In so many ways, this isn’t what you’d expect of a $180 million Hollywood comic-book movie sequel with a zillion moving parts, a cast of thousands and sets from Chicago to Hong Kong. Anyone else would shoot indoors, use digital effects or wait for clear skies; Nolan rolls with the weather’s punches, believing that the messiness of reality can’t be faked.

That kind of maestro is just what Warner Brothers wanted five years ago when it hired the 37-year-old to reboot the franchise that had become a laughingstock with 1997’s “Batman and Robin,” best remembered for George Clooney’s nipple suit.

Nolan’s Caped Crusader, Christian Bale, recalls how “people would kind of laugh” when they heard that he and Nolan were taking Batman seriously for “Batman Begins.”

But when they finally saw the film, the same people “would say, ‘What a surprise,’ ” Bale said. “I believe that even the most popcorn-like movie can be done incredibly well, and can have something that you really have to work at. That was what attracted me to doing it the first time, because I felt I’d never seen that done, and I didn’t understand why.”

While not a mega blockbuster, with $205 million in domestic box office, “Batman Begins” expanded the audience well beyond comic fans.

Now the question is whether Nolan’s vision of Batman can expand its reach to an even wider summer moviegoing audience, even as the death of Heath Ledger, who played the Joker in “The Dark Knight,” has added unanticipated morbidity to the film’s deliberate darkness.

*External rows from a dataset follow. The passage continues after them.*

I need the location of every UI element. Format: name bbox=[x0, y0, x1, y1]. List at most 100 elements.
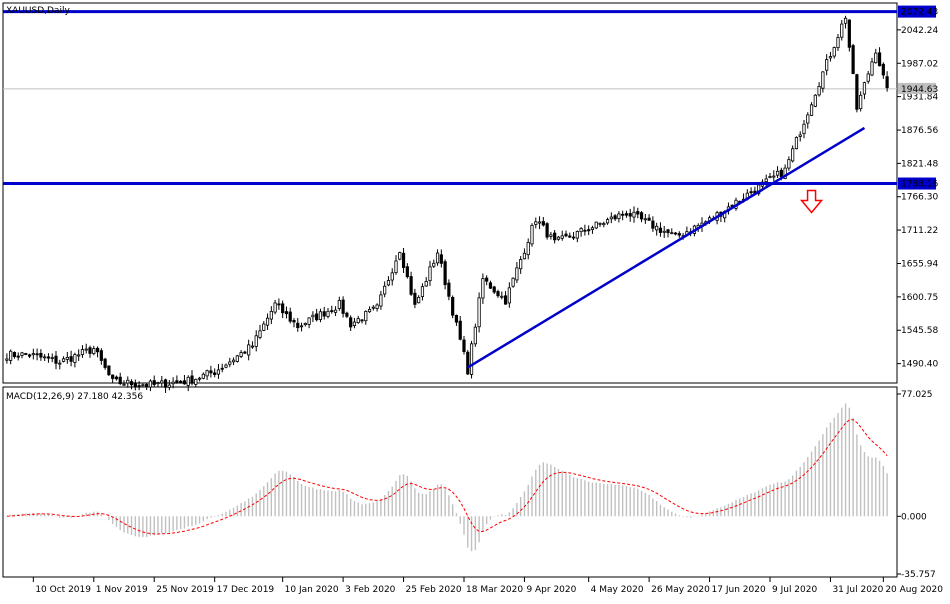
candle-body bbox=[145, 383, 149, 387]
candle-body bbox=[16, 355, 20, 358]
candle-body bbox=[775, 170, 780, 176]
candle-body bbox=[836, 37, 840, 49]
candle-body bbox=[877, 52, 882, 67]
candle-body bbox=[481, 278, 485, 299]
candle-body bbox=[783, 167, 787, 179]
candle-body bbox=[156, 382, 160, 385]
candle-body bbox=[643, 218, 647, 221]
candle-body bbox=[148, 380, 153, 388]
candle-body bbox=[813, 94, 817, 107]
candle-body bbox=[73, 354, 77, 363]
candle-body bbox=[175, 380, 179, 383]
candle-body bbox=[273, 302, 277, 313]
candle-body bbox=[855, 74, 859, 110]
candle-body bbox=[545, 223, 549, 238]
candle-body bbox=[39, 352, 43, 358]
candle-body bbox=[394, 260, 398, 273]
candle-body bbox=[458, 320, 462, 340]
support-trendline[interactable] bbox=[467, 126, 866, 369]
candle-body bbox=[477, 297, 481, 328]
time-tick-label: 17 Jun 2020 bbox=[712, 585, 766, 595]
candle-body bbox=[390, 272, 394, 281]
candle-body bbox=[209, 370, 213, 374]
time-tick-label: 25 Feb 2020 bbox=[406, 585, 462, 595]
trendline-layer[interactable] bbox=[467, 126, 866, 369]
candle-body bbox=[639, 212, 644, 220]
candle-body bbox=[277, 303, 281, 306]
candle-body bbox=[50, 357, 54, 359]
candle-body bbox=[636, 211, 640, 215]
candle-body bbox=[163, 379, 168, 388]
current-price-label: 1944.63 bbox=[901, 85, 938, 95]
time-tick-label: 17 Dec 2019 bbox=[217, 585, 275, 595]
candle-body bbox=[58, 362, 62, 365]
candle-body bbox=[662, 230, 666, 233]
candle-body bbox=[454, 314, 459, 323]
price-tick-label: 2042.24 bbox=[901, 26, 938, 36]
time-tick-label: 4 May 2020 bbox=[591, 585, 644, 595]
candle-body bbox=[779, 169, 783, 178]
candle-body bbox=[152, 380, 156, 385]
candle-body bbox=[485, 277, 489, 282]
candle-body bbox=[628, 213, 632, 217]
price-tick-label: 1711.22 bbox=[901, 226, 938, 236]
price-tick-label: 1987.02 bbox=[901, 59, 938, 69]
candle-body bbox=[647, 217, 651, 221]
candle-body bbox=[537, 221, 542, 224]
candle-body bbox=[549, 234, 553, 237]
candle-body bbox=[424, 281, 428, 287]
down-arrow-icon[interactable] bbox=[799, 189, 824, 214]
candle-body bbox=[821, 71, 825, 89]
candle-body bbox=[496, 291, 500, 297]
candle-body bbox=[802, 123, 806, 135]
candle-body bbox=[118, 376, 122, 385]
candle-body bbox=[583, 229, 587, 232]
arrow-layer[interactable] bbox=[799, 189, 824, 214]
candle-body bbox=[825, 59, 829, 71]
candle-body bbox=[632, 211, 636, 218]
candle-body bbox=[111, 374, 115, 379]
candle-body bbox=[560, 235, 564, 239]
time-tick-label: 25 Nov 2019 bbox=[156, 585, 214, 595]
candle-body bbox=[69, 356, 73, 362]
candle-body bbox=[383, 285, 387, 295]
price-pane-frame bbox=[2, 2, 898, 384]
candle-body bbox=[439, 254, 443, 264]
candle-body bbox=[809, 104, 814, 116]
candle-body bbox=[401, 252, 406, 268]
candle-body bbox=[84, 348, 88, 351]
candle-body bbox=[315, 313, 319, 321]
candle-body bbox=[443, 261, 447, 286]
candle-body bbox=[269, 310, 273, 320]
candle-body bbox=[103, 358, 107, 368]
candle-body bbox=[318, 311, 323, 320]
candle-body bbox=[571, 236, 576, 239]
candle-body bbox=[371, 306, 375, 309]
candle-body bbox=[522, 252, 527, 260]
level-lines[interactable]: 2072.43 1788.16 bbox=[3, 5, 938, 190]
candle-body bbox=[231, 359, 236, 363]
candle-body bbox=[337, 299, 341, 309]
candle-body bbox=[866, 73, 870, 82]
macd-tick-label: 77.025 bbox=[901, 390, 933, 400]
price-tick-label: 1600.75 bbox=[901, 293, 938, 303]
candle-body bbox=[20, 352, 24, 356]
candle-body bbox=[409, 276, 413, 295]
candle-body bbox=[556, 236, 561, 240]
candle-body bbox=[224, 364, 228, 368]
candle-body bbox=[579, 228, 583, 233]
candle-body bbox=[61, 358, 66, 362]
candle-body bbox=[43, 356, 47, 359]
candle-body bbox=[670, 232, 674, 235]
candle-body bbox=[791, 148, 795, 162]
candle-body bbox=[515, 267, 519, 281]
candle-body bbox=[503, 295, 508, 305]
candle-body bbox=[77, 354, 81, 357]
candle-body bbox=[137, 385, 141, 387]
candle-body bbox=[296, 322, 300, 329]
candle-body bbox=[511, 277, 515, 287]
candle-body bbox=[526, 242, 530, 256]
candle-body bbox=[594, 221, 598, 229]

“The Dark Knight,” which will be released July 18, picks up where “Batman Begins” left off, with Gary Oldman’s police lieutenant, Jim Gordon, warning about the perils of escalation: that Batman’s extreme measures could invite a like response from the criminal element. And sure enough, a deadly new villain, the Joker (Ledger), emerges to wreak havoc.

In a political context, this would politely be called an “unintended consequence.” (Gotham as Baghdad, anyone?) Nolan doesn’t deny the overtones.

“As we looked through the comics, there was this fascinating idea that Batman’s presence in Gotham actually attracts criminals to Gotham, attracts lunacy,” he said. “When you’re dealing with questionable notions like people taking the law into their own hands, you have to really ask, where does that lead? That’s what makes the character so dark, because he expresses a vengeful desire.”

In Bale’s view, “The Dark Knight” is an even lonelier outing for his character.

“This escalation has now meant that he feels more of a duty to continue,” Bale said. “And now you have not just a young man in pain attempting to find some kind of an answer, you have somebody who actually has power, who is burdened by that power, and is having to recognize the difference between attaining that power and holding on to it.”

It may not be too much of a stretch to see another analogy here for Nolan: Rebooting the Batman franchise may be behind him, but he still has to improve upon it. And now he also must navigate the aftermath of the Jan. 22 death of Ledger.

Nolan, for his part, said he felt a “massive sense of responsibility” to do right by Ledger’s “terrifying, amazing” performance.

“It’s stunning, it’s iconic,” Nolan said. “It’s going to just blow people away.”

– – –

The Joker factor?

Heath Ledger had finished work on “The Dark Knight” in October and was already halfway through another film when he died in January.

At the time of his death, news that the prescription drugs that killed him included sleep aids — and narcotics — prompted Internet chatter about whether his intense performance as the Joker had been a factor in his demise.

Ledger, however, called it “the most fun I’ve ever had, or probably ever will have, playing a character.” But his fatigue was obvious, said co-star Michael Caine.

“He was exhausted, I mean he was really tired. I remember saying to him, ‘I’m too old to have the bloody energy to play that part,’ ” Caine said. “And I thought to myself, I didn’t have the energy when I was his age.”

Cinematographer Wally Pfister said Ledger seemed “like he was busting blood vessels in his head,” he was so intense.

“It was like a seance, where the medium takes on another person and then is so completely drained.”